At a time when the volatile civil rights issue occupied an increasingly larger share of U.S. consciousness, the fact that 90 percent of those lost to Hurricane Audrey were black Americans soon led to a heated barrage of criticism against local and state civil defense authorities. Virtually every organization tasked with alerting the public to the threat of incoming hurricanes from the Cameron Police Department to the National Weather Bureau was charged with bigotry, willful disregard for public safety, even mass murder.

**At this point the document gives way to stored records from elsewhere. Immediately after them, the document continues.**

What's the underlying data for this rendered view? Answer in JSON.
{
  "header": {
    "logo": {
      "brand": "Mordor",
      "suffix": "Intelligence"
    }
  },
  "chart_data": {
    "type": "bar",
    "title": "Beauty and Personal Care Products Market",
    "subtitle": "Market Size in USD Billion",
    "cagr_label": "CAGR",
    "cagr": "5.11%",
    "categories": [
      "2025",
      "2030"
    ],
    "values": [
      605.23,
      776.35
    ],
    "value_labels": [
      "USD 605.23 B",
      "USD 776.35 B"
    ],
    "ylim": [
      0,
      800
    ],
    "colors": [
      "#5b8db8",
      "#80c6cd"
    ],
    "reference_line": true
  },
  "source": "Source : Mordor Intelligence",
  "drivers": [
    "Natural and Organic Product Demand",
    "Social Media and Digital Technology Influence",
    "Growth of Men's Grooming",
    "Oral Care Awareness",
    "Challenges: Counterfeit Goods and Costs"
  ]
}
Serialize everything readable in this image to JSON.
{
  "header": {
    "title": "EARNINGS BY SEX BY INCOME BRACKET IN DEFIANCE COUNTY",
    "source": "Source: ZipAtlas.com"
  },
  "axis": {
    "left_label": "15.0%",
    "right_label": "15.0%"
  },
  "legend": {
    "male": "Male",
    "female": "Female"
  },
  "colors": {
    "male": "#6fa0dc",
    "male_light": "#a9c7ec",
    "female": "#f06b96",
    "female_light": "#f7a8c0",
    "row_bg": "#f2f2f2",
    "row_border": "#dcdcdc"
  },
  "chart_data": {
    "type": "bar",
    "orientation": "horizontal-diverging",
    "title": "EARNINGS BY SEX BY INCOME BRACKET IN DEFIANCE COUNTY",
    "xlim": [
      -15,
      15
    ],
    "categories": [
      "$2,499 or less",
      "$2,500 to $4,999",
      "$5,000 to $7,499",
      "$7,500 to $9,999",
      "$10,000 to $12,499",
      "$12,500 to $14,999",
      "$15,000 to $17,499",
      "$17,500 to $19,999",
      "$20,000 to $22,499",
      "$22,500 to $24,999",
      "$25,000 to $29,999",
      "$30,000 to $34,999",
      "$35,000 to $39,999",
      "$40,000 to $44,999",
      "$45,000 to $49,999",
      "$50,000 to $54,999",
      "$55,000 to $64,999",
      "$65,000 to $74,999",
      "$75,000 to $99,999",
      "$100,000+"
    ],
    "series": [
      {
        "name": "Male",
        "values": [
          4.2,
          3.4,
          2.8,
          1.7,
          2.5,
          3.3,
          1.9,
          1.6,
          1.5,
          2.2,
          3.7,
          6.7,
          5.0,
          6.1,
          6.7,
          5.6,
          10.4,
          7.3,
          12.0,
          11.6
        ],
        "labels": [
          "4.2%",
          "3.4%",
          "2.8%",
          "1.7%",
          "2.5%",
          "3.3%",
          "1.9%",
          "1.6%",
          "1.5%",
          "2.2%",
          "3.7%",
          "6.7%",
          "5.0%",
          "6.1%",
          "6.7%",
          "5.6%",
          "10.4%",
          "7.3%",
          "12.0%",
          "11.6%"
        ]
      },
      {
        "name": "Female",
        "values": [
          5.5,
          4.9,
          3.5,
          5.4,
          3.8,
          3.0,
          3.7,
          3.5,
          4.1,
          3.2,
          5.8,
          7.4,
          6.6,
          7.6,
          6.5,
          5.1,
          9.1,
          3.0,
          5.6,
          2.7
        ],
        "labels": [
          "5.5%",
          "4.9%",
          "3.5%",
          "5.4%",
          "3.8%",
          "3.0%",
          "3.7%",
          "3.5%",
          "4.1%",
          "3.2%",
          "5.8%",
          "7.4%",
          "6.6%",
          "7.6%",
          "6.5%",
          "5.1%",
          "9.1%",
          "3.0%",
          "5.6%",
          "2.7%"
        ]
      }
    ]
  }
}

While it cannot be said for certain that in the process of warning coastal residents of Audrey’s possible arrival some isolated instances of racial prejudice and neglect did not take place, a more likely cause for the disaster lies in both public apathy and communication shortfalls. Subsequent investigations into the exact sequence of evacuation procedures taken by authorities revealed that many local radio stations did not broadcast storm warnings in their entirety, but instead paraphrased them or left out whole segments of vital information. In turn, this practice left many coastal residents with the mistaken belief that there was still time for them to evacuate their bayou communities before Audrey’s rising waters washed away the bridges and roadways that led to the elusive safety of higher ground. In view of the multifaceted significance of Hurricane Audrey, the name Audrey has been retired from the rotating list of North Atlantic tropical cyclone names.